Science

Satellite uses space junk clear-up technology for first time

Nasa tracks more than 20,000 pieces of debris larger than a cricket ball orbiting the Earth at speeds of up to 17,500mph.

A British-designed satellite has tested technology for salvaging space junk for the first time.

RemoveDEBRIS, built to clean up thousands of potentially dangerous pieces of trash orbiting the Earth, deployed its net as part of a practice experiment in space on Sunday, researchers said.

The 220lb spacecraft, equipped with a net and harpoon, was designed and built by a consortium led by the University of Surrey and funded by the European Commission.

It is the first practical attempt to try out clean-up technology.
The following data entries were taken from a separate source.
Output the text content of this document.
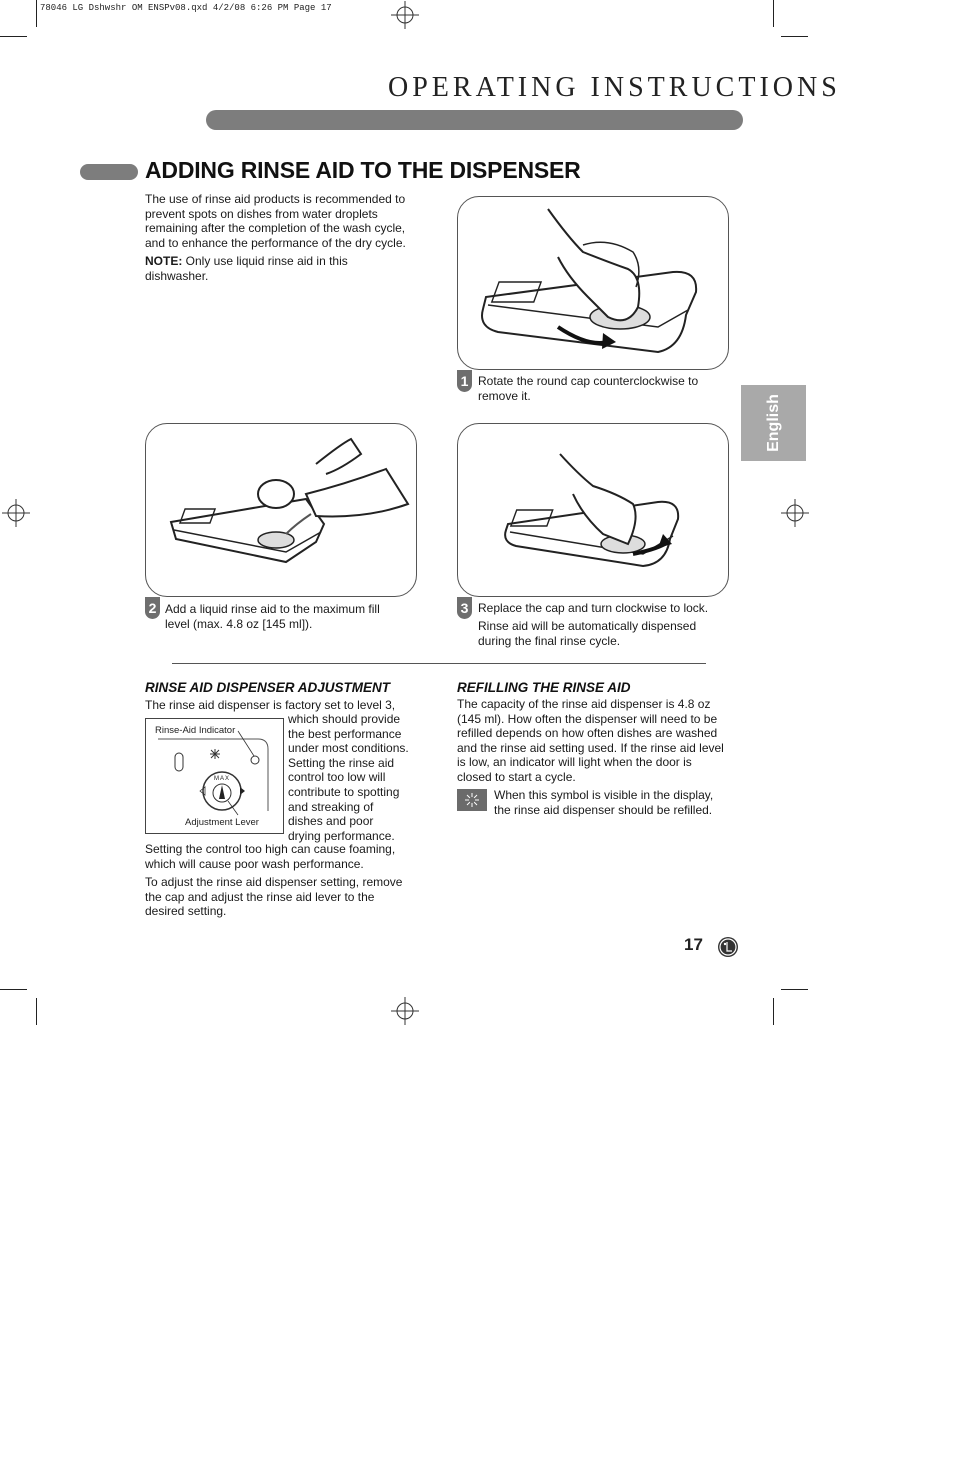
78046 LG Dshwshr OM ENSPv08.qxd 4/2/08 6:26 PM Page 17
OPERATING INSTRUCTIONS
ADDING RINSE AID TO THE DISPENSER
The use of rinse aid products is recommended to prevent spots on dishes from water droplets remaining after the completion of the wash cycle, and to enhance the performance of the dry cycle.
NOTE: Only use liquid rinse aid in this dishwasher.
English
1 Rotate the round cap counterclockwise to remove it.
2 Add a liquid rinse aid to the maximum fill level (max. 4.8 oz [145 ml]).
3 Replace the cap and turn clockwise to lock.
Rinse aid will be automatically dispensed during the final rinse cycle.
RINSE AID DISPENSER ADJUSTMENT
The rinse aid dispenser is factory set to level 3,
which should provide
the best performance
under most conditions.
Setting the rinse aid
control too low will
contribute to spotting
and streaking of
dishes and poor
drying performance.
Rinse-Aid Indicator
MAX
Adjustment Lever
Setting the control too high can cause foaming, which will cause poor wash performance.
To adjust the rinse aid dispenser setting, remove the cap and adjust the rinse aid lever to the desired setting.
REFILLING THE RINSE AID
The capacity of the rinse aid dispenser is 4.8 oz (145 ml). How often the dispenser will need to be refilled depends on how often dishes are washed and the rinse aid setting used. If the rinse aid level is low, an indicator will light when the door is closed to start a cycle.
When this symbol is visible in the display, the rinse aid dispenser should be refilled.
17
Professor Guglielmo Aglietti, director of Surrey Space Centre, said he was “absolutely delighted” with the outcome.

He said: “While it might sound like a simple idea, the complexity of using a net in space to capture a piece of debris took many years of planning, engineering and co-ordination.”

SCIENCE junk
(PA Graphics)

After the successful test it will try out more technologies in the coming months as part of an experimental phase.

Nasa tracks more than 20,000 pieces of debris larger than a cricket ball orbiting the Earth at speeds of up to 17,500mph.

Space junk graphic
(PA Graphics)

There are an estimated 500,000 pieces the size of a marble or larger.

Although the chances are low, a collision between even a small object and a spacecraft carrying valuable equipment or a human crew would be disastrous.

The satellite was launched aboard the SpaceX Dragon spacecraft on April 2 as part of a resupply mission for the International Space Station.